The IMF then divides the 20th century into four distinct periods – the gold standard era, the two world wars and the great depression, the 1950-1973 boom and the period of globalisation.

What the IMF believes is that “modern financial markets promote the mutually beneficial exchange between net savers and users of capital for productive purposes over increasing numbers of economic agents and ever-larger territories, thus contributing to the optimal use of capital”. Its figures, however, show the most successful period of the past 100 years was 1950 to 1973, “characterised by exceptionally rapid output, per capita growth and the recovery of world trade under the Bretton Woods system of fixed exchange rates and widespread capital controls”. The IMF says that pegged but adjustable exchange rates and control of capital movements gave governments room to address domestic problems, while the IMF successfully oversaw the international system.

“During the Bretton Woods period, the stability of the real economy and of exchange rates reinforced each other. Wage pressures were moderate, reflecting the impact on labour markets of memories of unemployment in the 1930s and rapid non- inflationary real wage growth, made possible by high productivity growth. Finally, capital controls remained in place, limiting the instability from disruptive international financial flows.

It may have been that this golden age was a fluke. Some might say growth would have been still faster if trade and capital had been allowed to cross borders more easily. The alternative way of looking at it is to say that the policies that worked well once might work again.

The IMF fully accepts that a pegged exchange rate, independent national monetary policy and unrestricted international capital mobility cannot be achieved simultaneously. So, if one of the three has to be sacrificed, which? The argument in favour of liberalising capital flows is that more efficient markets enable money to flow where it is needed.

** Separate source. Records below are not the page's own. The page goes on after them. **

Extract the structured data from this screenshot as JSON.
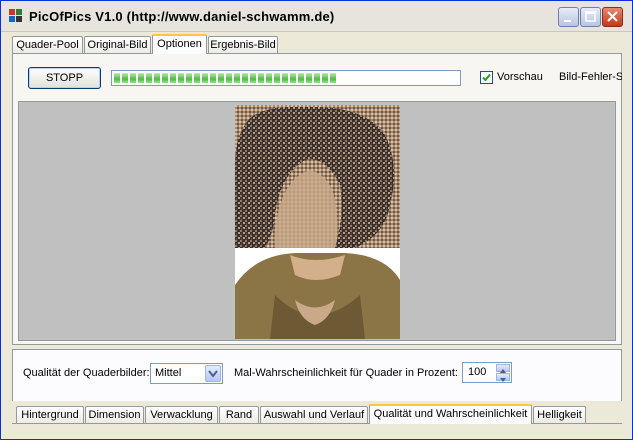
{
  "window": {
    "title": "PicOfPics V1.0 (http://www.daniel-schwamm.de)",
    "icons": {
      "app": "app-grid-icon",
      "minimize": "minimize-icon",
      "maximize": "maximize-icon",
      "close": "close-icon"
    }
  },
  "top_tabs": [
    {
      "label": "Quader-Pool"
    },
    {
      "label": "Original-Bild"
    },
    {
      "label": "Optionen",
      "active": true
    },
    {
      "label": "Ergebnis-Bild"
    }
  ],
  "toolbar": {
    "stop_label": "STOPP",
    "progress_fraction": 0.64,
    "preview_label": "Vorschau",
    "preview_checked": true,
    "error_label": "Bild-Fehler-S"
  },
  "quality": {
    "label": "Qualität der Quaderbilder:",
    "value": "Mittel"
  },
  "probability": {
    "label": "Mal-Wahrscheinlichkeit für Quader in Prozent:",
    "value": "100"
  },
  "bottom_tabs": [
    {
      "label": "Hintergrund"
    },
    {
      "label": "Dimension"
    },
    {
      "label": "Verwacklung"
    },
    {
      "label": "Rand"
    },
    {
      "label": "Auswahl und Verlauf"
    },
    {
      "label": "Qualität und Wahrscheinlichkeit",
      "active": true
    },
    {
      "label": "Helligkeit"
    }
  ],
  "colors": {
    "title_bar": "#e6e4dd",
    "panel": "#ece9d8",
    "progress": "#4dbb3e",
    "tab_highlight": "#ffc83c"
  }
}
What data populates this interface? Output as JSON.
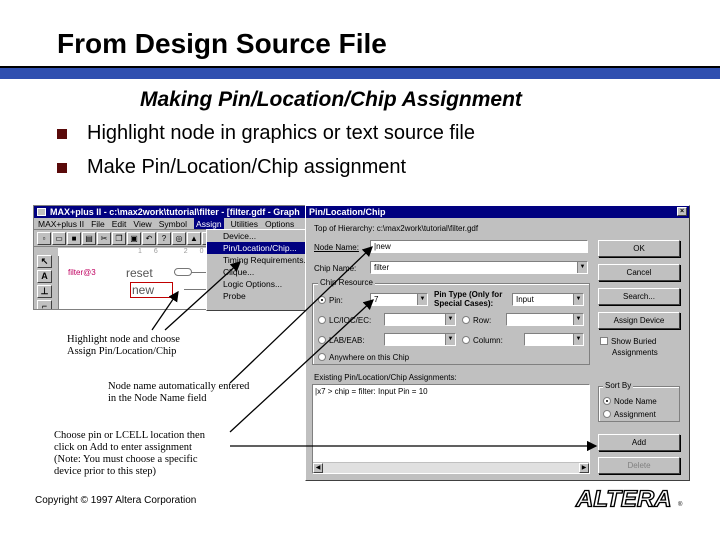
{
  "slide": {
    "title": "From Design Source File",
    "subtitle": "Making Pin/Location/Chip Assignment",
    "bullets": [
      "Highlight node in graphics or text source file",
      "Make Pin/Location/Chip assignment"
    ],
    "captions": {
      "c1": [
        "Highlight node and choose",
        "Assign Pin/Location/Chip"
      ],
      "c2": [
        "Node name automatically entered",
        "in the Node Name field"
      ],
      "c3": [
        "Choose pin or LCELL location then",
        "click on Add to enter assignment"
      ],
      "c3_bold": [
        "(Note: You must choose a specific",
        "device prior to this step)"
      ]
    },
    "copyright": "Copyright © 1997 Altera Corporation",
    "logo": "ALTERA",
    "logo_mark": "®",
    "colors": {
      "title_rule": "#2f4fb0",
      "bullet": "#5a0a0a",
      "titlebar": "#000080"
    }
  },
  "maxplus": {
    "title": "MAX+plus II - c:\\max2work\\tutorial\\filter - [filter.gdf - Graph",
    "menu": [
      "MAX+plus II",
      "File",
      "Edit",
      "View",
      "Symbol",
      "Assign",
      "Utilities",
      "Options"
    ],
    "toolbar_icons": [
      "new-file-icon",
      "open-icon",
      "save-icon",
      "print-icon",
      "cut-icon",
      "copy-icon",
      "paste-icon",
      "undo-icon",
      "help-icon",
      "zoom-icon",
      "hierarchy-icon",
      "compile-icon"
    ],
    "palette": [
      "↖",
      "A",
      "⊥",
      "⌐"
    ],
    "ruler": "16 20",
    "nodes": {
      "filter": "filter@3",
      "reset": "reset",
      "new": "new"
    },
    "assign_menu": [
      "Device...",
      "Pin/Location/Chip...",
      "Timing Requirements...",
      "Clique...",
      "Logic Options...",
      "Probe"
    ]
  },
  "dialog": {
    "title": "Pin/Location/Chip",
    "close": "×",
    "hierarchy": "Top of Hierarchy:  c:\\max2work\\tutorial\\filter.gdf",
    "node_name_label": "Node Name:",
    "node_name_value": "|new",
    "chip_name_label": "Chip Name:",
    "chip_name_value": "filter",
    "chip_resource_label": "Chip Resource",
    "pin_label": "Pin:",
    "pin_value": "7",
    "pin_type_label": [
      "Pin Type (Only for",
      "Special Cases):"
    ],
    "pin_type_value": "Input",
    "lc_label": "LC/IOC/EC:",
    "row_label": "Row:",
    "lab_label": "LAB/EAB:",
    "column_label": "Column:",
    "anywhere_label": "Anywhere on this Chip",
    "existing_label": "Existing Pin/Location/Chip Assignments:",
    "assignments": [
      "|x7 > chip = filter: Input Pin = 10"
    ],
    "buttons": {
      "ok": "OK",
      "cancel": "Cancel",
      "search": "Search...",
      "assign_device": "Assign Device",
      "add": "Add",
      "delete": "Delete"
    },
    "show_buried": [
      "Show Buried",
      "Assignments"
    ],
    "sort_by_label": "Sort By",
    "sort_options": [
      "Node Name",
      "Assignment"
    ]
  }
}
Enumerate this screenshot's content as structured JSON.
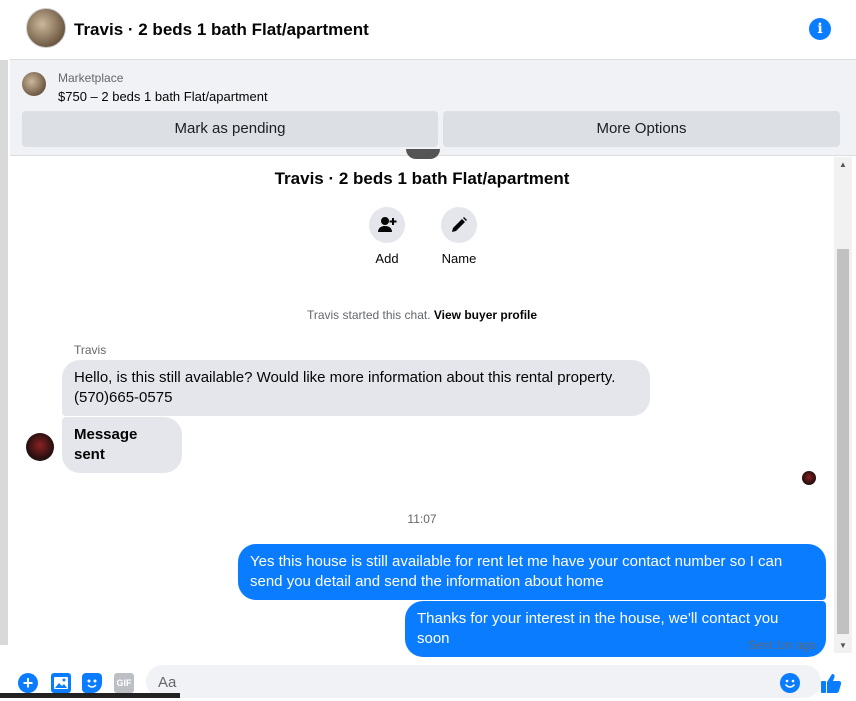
{
  "header": {
    "title": "Travis · 2 beds 1 bath Flat/apartment",
    "info_icon": "info-icon"
  },
  "banner": {
    "source": "Marketplace",
    "listing": "$750 – 2 beds 1 bath Flat/apartment",
    "mark_pending": "Mark as pending",
    "more_options": "More Options"
  },
  "thread": {
    "title": "Travis · 2 beds 1 bath Flat/apartment",
    "actions": [
      {
        "label": "Add",
        "icon": "add-person-icon"
      },
      {
        "label": "Name",
        "icon": "pencil-icon"
      }
    ],
    "started_text": "Travis started this chat.",
    "view_profile": "View buyer profile",
    "sender_name": "Travis",
    "incoming": [
      "Hello, is this still available? Would like more information about this rental property. (570)665-0575",
      "Message sent"
    ],
    "time": "11:07",
    "outgoing": [
      "Yes this house is still available for rent let me have your contact number so I can send you detail and send the information about home",
      "Thanks for your interest in the house, we'll contact you soon"
    ],
    "status": "Sent 1m ago"
  },
  "composer": {
    "placeholder": "Aa",
    "gif_label": "GIF"
  },
  "colors": {
    "accent": "#0a7cff",
    "bubble_in": "#e4e6eb",
    "banner_bg": "#f0f2f5"
  }
}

However, the tendency has been for removal of controls to be followed by a surge of capital inflows, much of which has been for speculation rather than long-term investment. The counterpart to a surplus on the capital account has been a deficit on the current account, which has precipitated a crisis, leading to capital flight and austerity programmes.

The IMF describes what happened: “Starting in the 1980s, controls on international capital movements were dismantled in many countries in pursuit of efficiency gains from deregulation. The resulting large increase in internationally mobile capital flows combined with domestic policy imbalances and volatile exchange rate expectations to generate repeated international financial crises.”

It seems a bit of a no-brainer. The IMF and the bank agree that the priority is to tackle poverty and global inequality. But governments find it hard to pursue growth and redistribution when in thrall to capricious global markets. The solution should be to maximise domestic opportunity and provide the environment for countries to develop their own domestic financial institutions and create a flourishing market economy.

One would have hoped some IMF eggheads would be proposing this. But maybe Stiglitz is right, and they’re not so clever after all.